Department of Homeland Security Secretary Janet Napolitano stated that Homeland Security continues to enforce federal immigration laws in Alabama and around the country "in smart, effective ways that focus our resources on criminal aliens and employers who knowingly hire illegal labor, as well as continue to secure our border."
"Legislation like this diverts critical law enforcement resources from the most serious threats to public safety and undermines the vital trust between local jurisdictions and the communities they serve," Napolitano said. "We continue to support comprehensive reform of our immigration system at the federal level because this challenge cannot be solved by a patchwork of inconsistent state laws."
Birmingham Chief of Police A.C. Roper, according to the statement, believes that the Alabama immigration law will hamper local law enforcement's ability to police the community effectively. Roper stated that the law will require the Birmingham Police Department to "expend scarce resources on immigration matters at the expense of" municipal priorities.
Alabama and several other states have enacted state immigration laws in the wake of Arizona's law. The Justice Department in July 2010 also had challenged Arizona's immigration law.
Earlier today the bishops who lead the Episcopal, United Methodist, and Roman Catholic churches in Alabama filed a civil lawsuit to try and block enforcement of Alabama's new immigration law. The Hispanic Interest Coalition of Alabama and other groups had also filed a civil lawsuit last month asking for a judge to block enforcement of the law and rule it unconstitutional.
The Alabama Legislature enacted the new law in June.
Alabama's new immigration law targets unauthorized immigrants, those who don't have federal alien registration or other proof of legal presence in the United States.

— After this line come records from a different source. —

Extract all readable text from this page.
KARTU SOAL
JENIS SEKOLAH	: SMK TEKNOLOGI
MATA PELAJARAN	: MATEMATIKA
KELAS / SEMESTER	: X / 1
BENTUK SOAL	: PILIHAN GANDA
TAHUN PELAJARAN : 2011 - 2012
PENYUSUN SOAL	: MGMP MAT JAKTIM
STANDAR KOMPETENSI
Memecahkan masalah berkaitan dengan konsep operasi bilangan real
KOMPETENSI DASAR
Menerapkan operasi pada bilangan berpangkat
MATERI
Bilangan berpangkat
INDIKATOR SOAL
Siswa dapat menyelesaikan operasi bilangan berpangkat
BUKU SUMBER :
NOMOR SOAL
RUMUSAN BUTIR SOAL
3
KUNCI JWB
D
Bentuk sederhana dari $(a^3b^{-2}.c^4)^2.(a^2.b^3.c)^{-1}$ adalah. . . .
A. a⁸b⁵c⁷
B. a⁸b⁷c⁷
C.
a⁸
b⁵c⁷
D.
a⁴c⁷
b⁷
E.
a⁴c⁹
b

If it takes effect, the law would criminalize their presence in Alabama and make it a crime for them to work here, among other things.
An estimated 120,000 unauthorized immigrants lived in Alabama in 2009 and 2010, according to the Pew Hispanic Center, a nonpartisan research organization in Washington.

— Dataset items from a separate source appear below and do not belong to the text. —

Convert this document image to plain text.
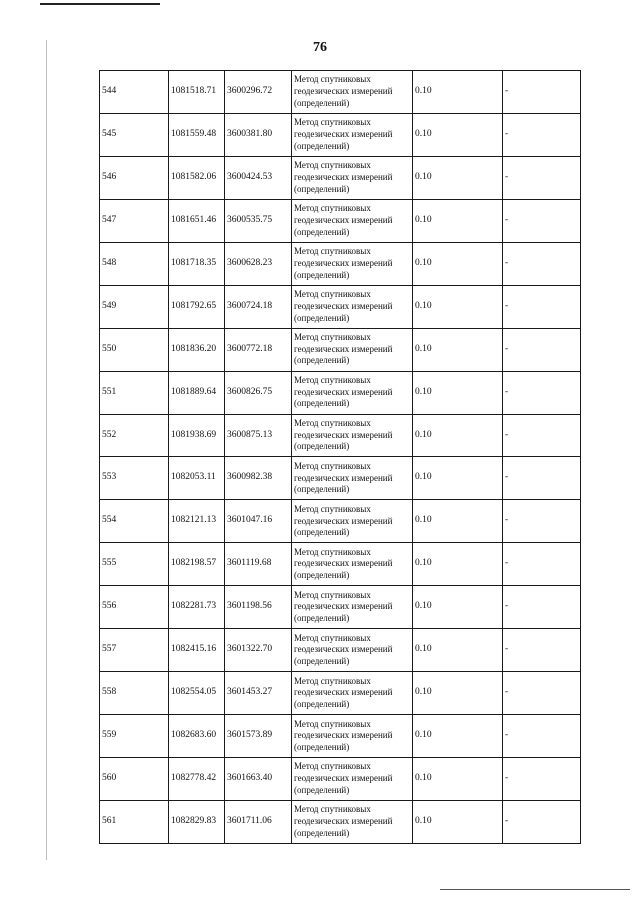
76
544	1081518.71	3600296.72	Метод спутниковых геодезических измерений (определений)	0.10	-
545	1081559.48	3600381.80	Метод спутниковых геодезических измерений (определений)	0.10	-
546	1081582.06	3600424.53	Метод спутниковых геодезических измерений (определений)	0.10	-
547	1081651.46	3600535.75	Метод спутниковых геодезических измерений (определений)	0.10	-
548	1081718.35	3600628.23	Метод спутниковых геодезических измерений (определений)	0.10	-
549	1081792.65	3600724.18	Метод спутниковых геодезических измерений (определений)	0.10	-
550	1081836.20	3600772.18	Метод спутниковых геодезических измерений (определений)	0.10	-
551	1081889.64	3600826.75	Метод спутниковых геодезических измерений (определений)	0.10	-
552	1081938.69	3600875.13	Метод спутниковых геодезических измерений (определений)	0.10	-
553	1082053.11	3600982.38	Метод спутниковых геодезических измерений (определений)	0.10	-
554	1082121.13	3601047.16	Метод спутниковых геодезических измерений (определений)	0.10	-
555	1082198.57	3601119.68	Метод спутниковых геодезических измерений (определений)	0.10	-
556	1082281.73	3601198.56	Метод спутниковых геодезических измерений (определений)	0.10	-
557	1082415.16	3601322.70	Метод спутниковых геодезических измерений (определений)	0.10	-
558	1082554.05	3601453.27	Метод спутниковых геодезических измерений (определений)	0.10	-
559	1082683.60	3601573.89	Метод спутниковых геодезических измерений (определений)	0.10	-
560	1082778.42	3601663.40	Метод спутниковых геодезических измерений (определений)	0.10	-
561	1082829.83	3601711.06	Метод спутниковых геодезических измерений (определений)	0.10	-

Most sections of Alabama's immigration law take effect Sept. 1. The law, among other things would make it illegal for a person without proof they are legally in the United States to be in Alabama and to work or apply for work.

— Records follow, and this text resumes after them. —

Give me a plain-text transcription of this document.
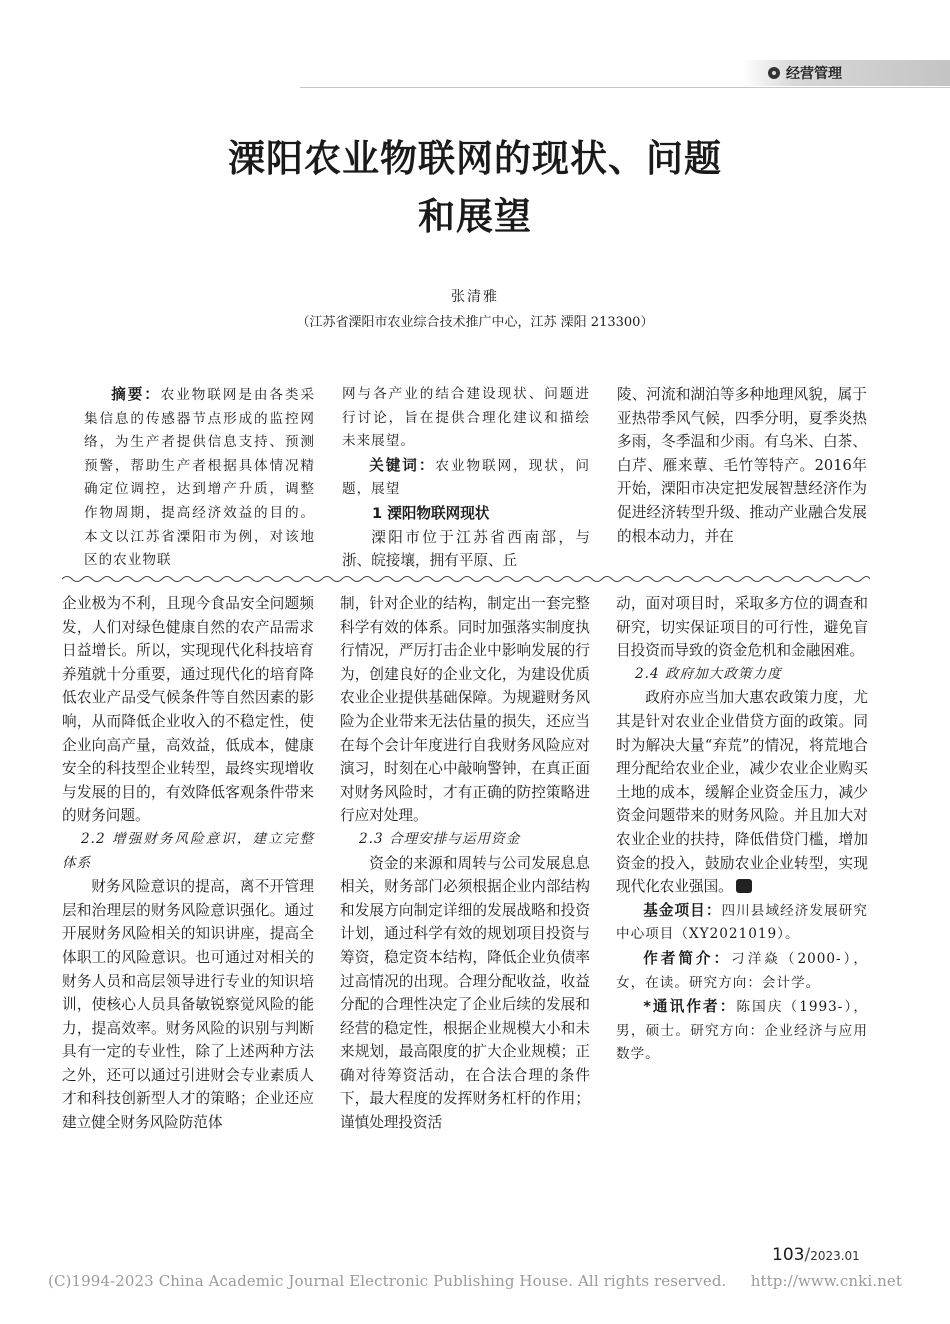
经营管理
溧阳农业物联网的现状、问题
和展望
张清雅
（江苏省溧阳市农业综合技术推广中心，江苏 溧阳 213300）

摘要：农业物联网是由各类采集信息的传感器节点形成的监控网络，为生产者提供信息支持、预测预警，帮助生产者根据具体情况精确定位调控，达到增产升质，调整作物周期，提高经济效益的目的。本文以江苏省溧阳市为例，对该地区的农业物联

网与各产业的结合建设现状、问题进行讨论，旨在提供合理化建议和描绘未来展望。

关键词：农业物联网，现状，问题，展望

1 溧阳物联网现状

溧阳市位于江苏省西南部，与浙、皖接壤，拥有平原、丘

陵、河流和湖泊等多种地理风貌，属于亚热带季风气候，四季分明，夏季炎热多雨，冬季温和少雨。有乌米、白茶、白芹、雁来蕈、毛竹等特产。2016年开始，溧阳市决定把发展智慧经济作为促进经济转型升级、推动产业融合发展的根本动力，并在

企业极为不利，且现今食品安全问题频发，人们对绿色健康自然的农产品需求日益增长。所以，实现现代化科技培育养殖就十分重要，通过现代化的培育降低农业产品受气候条件等自然因素的影响，从而降低企业收入的不稳定性，使企业向高产量，高效益，低成本，健康安全的科技型企业转型，最终实现增收与发展的目的，有效降低客观条件带来的财务问题。

2.2 增强财务风险意识，建立完整体系

财务风险意识的提高，离不开管理层和治理层的财务风险意识强化。通过开展财务风险相关的知识讲座，提高全体职工的风险意识。也可通过对相关的财务人员和高层领导进行专业的知识培训，使核心人员具备敏锐察觉风险的能力，提高效率。财务风险的识别与判断具有一定的专业性，除了上述两种方法之外，还可以通过引进财会专业素质人才和科技创新型人才的策略；企业还应建立健全财务风险防范体

制，针对企业的结构，制定出一套完整科学有效的体系。同时加强落实制度执行情况，严厉打击企业中影响发展的行为，创建良好的企业文化，为建设优质农业企业提供基础保障。为规避财务风险为企业带来无法估量的损失，还应当在每个会计年度进行自我财务风险应对演习，时刻在心中敲响警钟，在真正面对财务风险时，才有正确的防控策略进行应对处理。

2.3 合理安排与运用资金

资金的来源和周转与公司发展息息相关，财务部门必须根据企业内部结构和发展方向制定详细的发展战略和投资计划，通过科学有效的规划项目投资与筹资，稳定资本结构，降低企业负债率过高情况的出现。合理分配收益，收益分配的合理性决定了企业后续的发展和经营的稳定性，根据企业规模大小和未来规划，最高限度的扩大企业规模；正确对待筹资活动，在合法合理的条件下，最大程度的发挥财务杠杆的作用；谨慎处理投资活

动，面对项目时，采取多方位的调查和研究，切实保证项目的可行性，避免盲目投资而导致的资金危机和金融困难。

2.4 政府加大政策力度

政府亦应当加大惠农政策力度，尤其是针对农业企业借贷方面的政策。同时为解决大量“弃荒”的情况，将荒地合理分配给农业企业，减少农业企业购买土地的成本，缓解企业资金压力，减少资金问题带来的财务风险。并且加大对农业企业的扶持，降低借贷门槛，增加资金的投入，鼓励农业企业转型，实现现代化农业强国。

基金项目：四川县域经济发展研究中心项目（XY2021019）。

作者简介：刁洋焱（2000-），女，在读。研究方向：会计学。

*通讯作者：陈国庆（1993-），男，硕士。研究方向：企业经济与应用数学。

103/2023.01
(C)1994-2023 China Academic Journal Electronic Publishing House. All rights reserved. http://www.cnki.net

The new law would require a law officer stopping, detaining or arresting a person to make a reasonable attempt, when practicable, to determine the citizenship and immigration status of the person if there is reason to suspect the person is an illegal alien. Law officers would have to contact federal officials to check the person's status.
It will be a crime for a person who knew or recklessly disregarded that an immigrant was in the United States illegally to: conceal, harbor or shield the immigrant from detection, transport the immigrant or rent a dwelling unit to the immigrant. School districts will be required to report to the state school board the numbers of its students born outside U.S. jurisdiction or who have a parent who is an illegal immigrant.
Employers in Alabama beginning April 1 must use the federal E-Verify program to verify the employment eligibility of a new hire. Employer found to have knowingly employed an unauthorized immigrant would have the business license suspended or revoked for where the person worked, except those who had used the e-verify information.